What Vonnegut says here is complicated and needs a moment to unpack. It has elements of damning truth and yet damning self-defeating lies in it. Throughout the history of the world, the most generous people have been the poor. But they’ve also tended to be those with the most violence inflicted upon them. The first to go to war, the first to be attacked, the first to go hungry or homeless, to last to receive medical attention, the last to be protected and the first to be unprotected. But with what little they have, they share. That’s the nature of hospitality and community. That’s why, when Sodom is condemned in the Hebrew Scriptures, it is for the sin of inhospitality (in both the Genesis and the Ezekiel accounts – both the Law and the Prophets condemned them for being mean to strangers and to their own). That’s why Jesus tells his disciples to go from town to town and just accept the open arms and doors and meals of those they meet in their way. Because, generally speaking, they can expect to find that. It wasn’t a miracle; it was the way of life. And if a town did not accept them? They were to insult them by wiping the dust from their feet.
|People on Stairs – Patrick Moyan via Flickr|
This level of hospitality is much harder to come by in America. We’ve been trained that being able is to be fully self-sufficient and completely independent. We’ve been trained to believe that if we’re not self-sufficient, there is something wrong with us. We’ve been trained to believe that if we work hard and smart and long enough, we’ll reach that plateau finally, the one we deserve – self-sufficiency and, even more anticipated, luxury. As a friend from the Middle East put it, in the US we are so used to outsourcing everything we are not able to find the assets of our own community.
This isn’t true across the board, even in America. Poor and working class communities of color tend to be more community-oriented than poor and working class white communities – but this culture of outsourcing and consumeristic value has deeply infected much of the African American community as well, which is part of the reason SUVs and items of clothing are symbols of status – are seen as a replacements for the breakdown and rape and humiliation of their history and culture by the ruling classes, who are eased by the social and psychological humiliation they’ve heaped on to lower class whites, many of whom blame other poor people – in addition to themselves secretly – for their status.
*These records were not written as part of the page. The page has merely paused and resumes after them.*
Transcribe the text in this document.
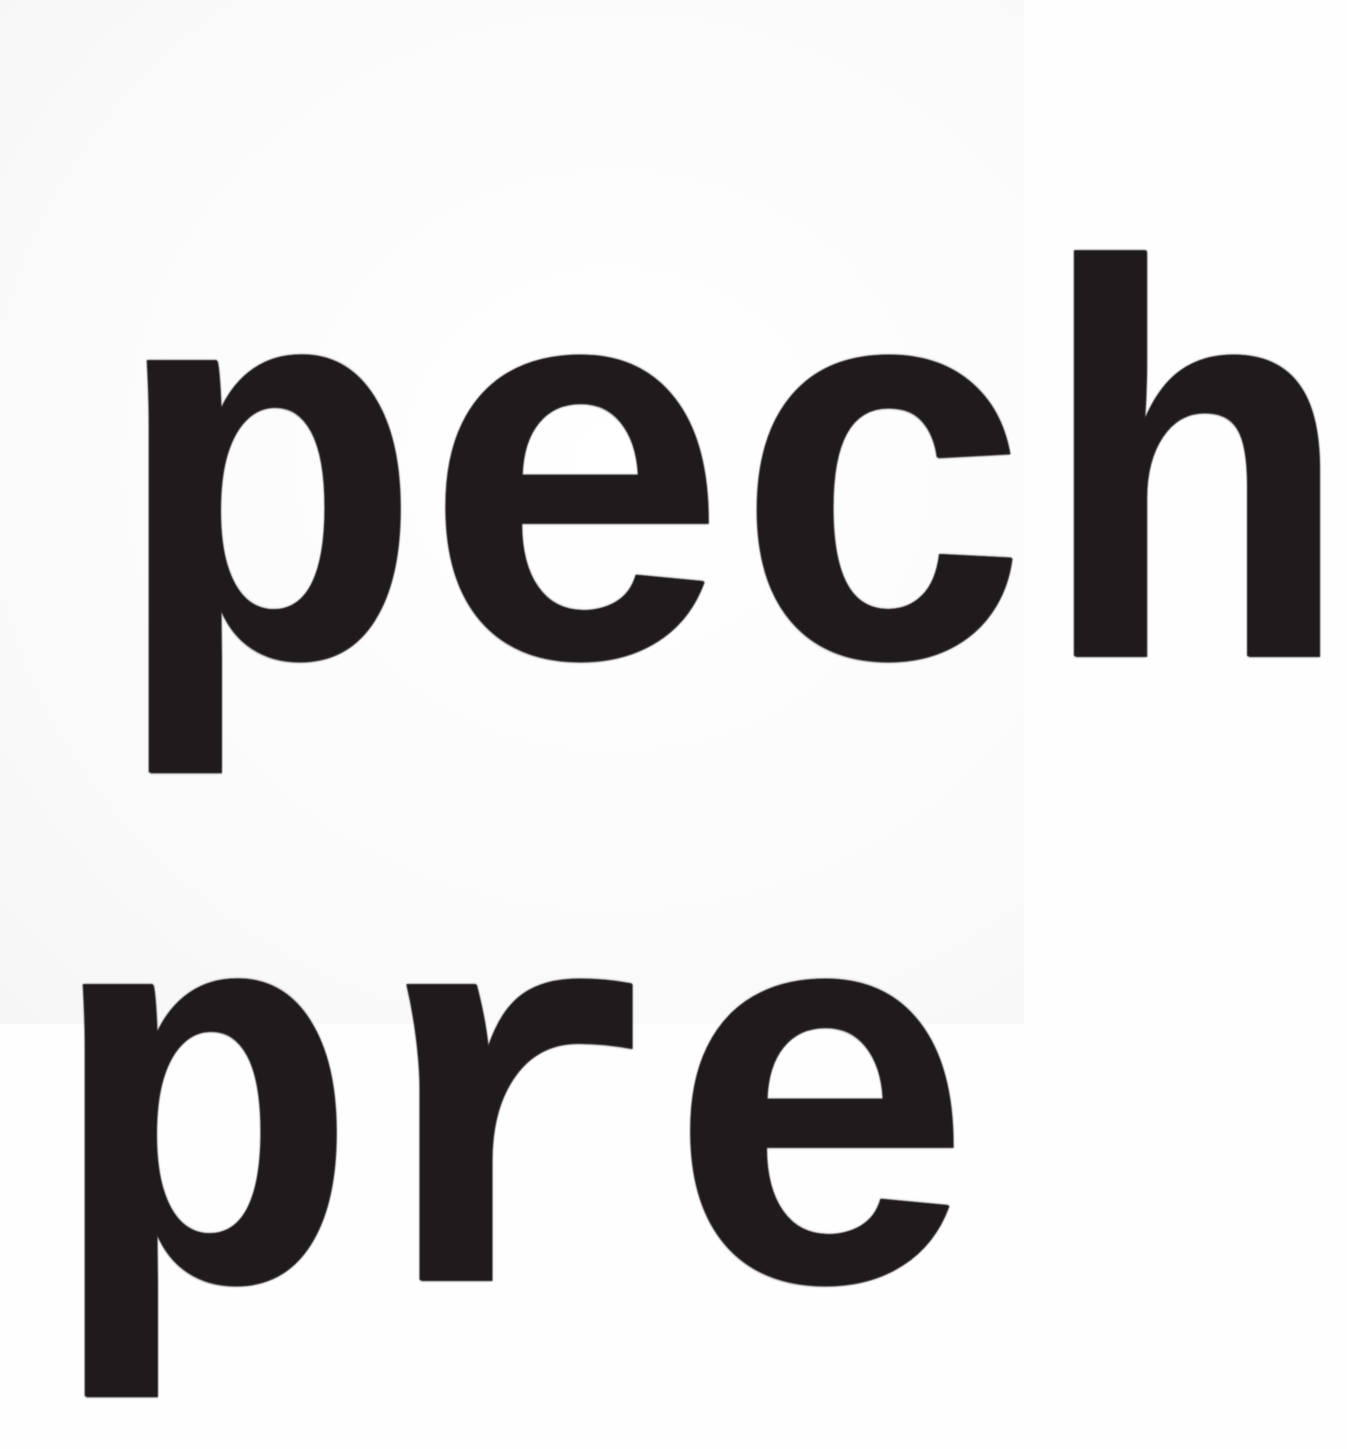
pech

pre
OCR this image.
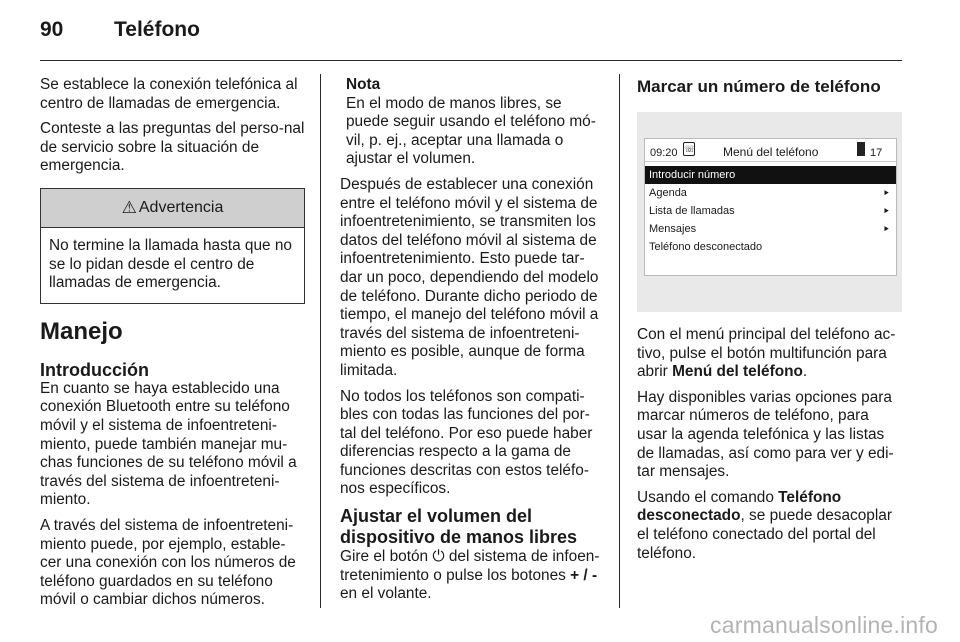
90 Teléfono

Se establece la conexión telefónica al centro de llamadas de emergencia.

Conteste a las preguntas del perso-nal de servicio sobre la situación de emergencia.

⚠ Advertencia
No termine la llamada hasta que no se lo pidan desde el centro de llamadas de emergencia.
Manejo
Introducción

En cuanto se haya establecido una conexión Bluetooth entre su teléfono móvil y el sistema de infoentreteni-miento, puede también manejar mu-chas funciones de su teléfono móvil a través del sistema de infoentreteni-miento.

A través del sistema de infoentreteni-miento puede, por ejemplo, estable-cer una conexión con los números de teléfono guardados en su teléfono móvil o cambiar dichos números.

Nota
En el modo de manos libres, se puede seguir usando el teléfono mó-vil, p. ej., aceptar una llamada o ajustar el volumen.

Después de establecer una conexión entre el teléfono móvil y el sistema de infoentretenimiento, se transmiten los datos del teléfono móvil al sistema de infoentretenimiento. Esto puede tar-dar un poco, dependiendo del modelo de teléfono. Durante dicho periodo de tiempo, el manejo del teléfono móvil a través del sistema de infoentreteni-miento es posible, aunque de forma limitada.

No todos los teléfonos son compati-bles con todas las funciones del por-tal del teléfono. Por eso puede haber diferencias respecto a la gama de funciones descritas con estos teléfo-nos específicos.

Ajustar el volumen del dispositivo de manos libres

Gire el botón ⏻ del sistema de infoen-tretenimiento o pulse los botones + / - en el volante.

Marcar un número de teléfono
09:20 ☏ Menú del teléfono	17
Introducir número
Agenda	⯈
Lista de llamadas	⯈
Mensajes	⯈
Teléfono desconectado

Con el menú principal del teléfono ac-tivo, pulse el botón multifunción para abrir Menú del teléfono.

Hay disponibles varias opciones para marcar números de teléfono, para usar la agenda telefónica y las listas de llamadas, así como para ver y edi-tar mensajes.

Usando el comando Teléfono desconectado, se puede desacoplar el teléfono conectado del portal del teléfono.

carmanualsonline.info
It is here where it becomes important to note that we need solidarity, not more division. But without recognizing the sources of our division, we cannot truly unite.
Now, about those studies that purport that the rich are less ethical than the poor?
In studies 1 and 2, upper-class individuals were more likely to break the law while driving, relative to lower-class individuals. In follow-up laboratory studies, upper-class individuals were more likely to exhibit unethical decision-making tendencies (study 3), take valued goods from others (study 4), lie in a negotiation (study 5), cheat to increase their chances of winning a prize (study 6), and endorse unethical behavior at work (study 7) than were lower-class individuals. Mediator and moderator data demonstrated that upper-class individuals’ unethical tendencies are accounted for, in part, by their more favorable attitudes toward greed.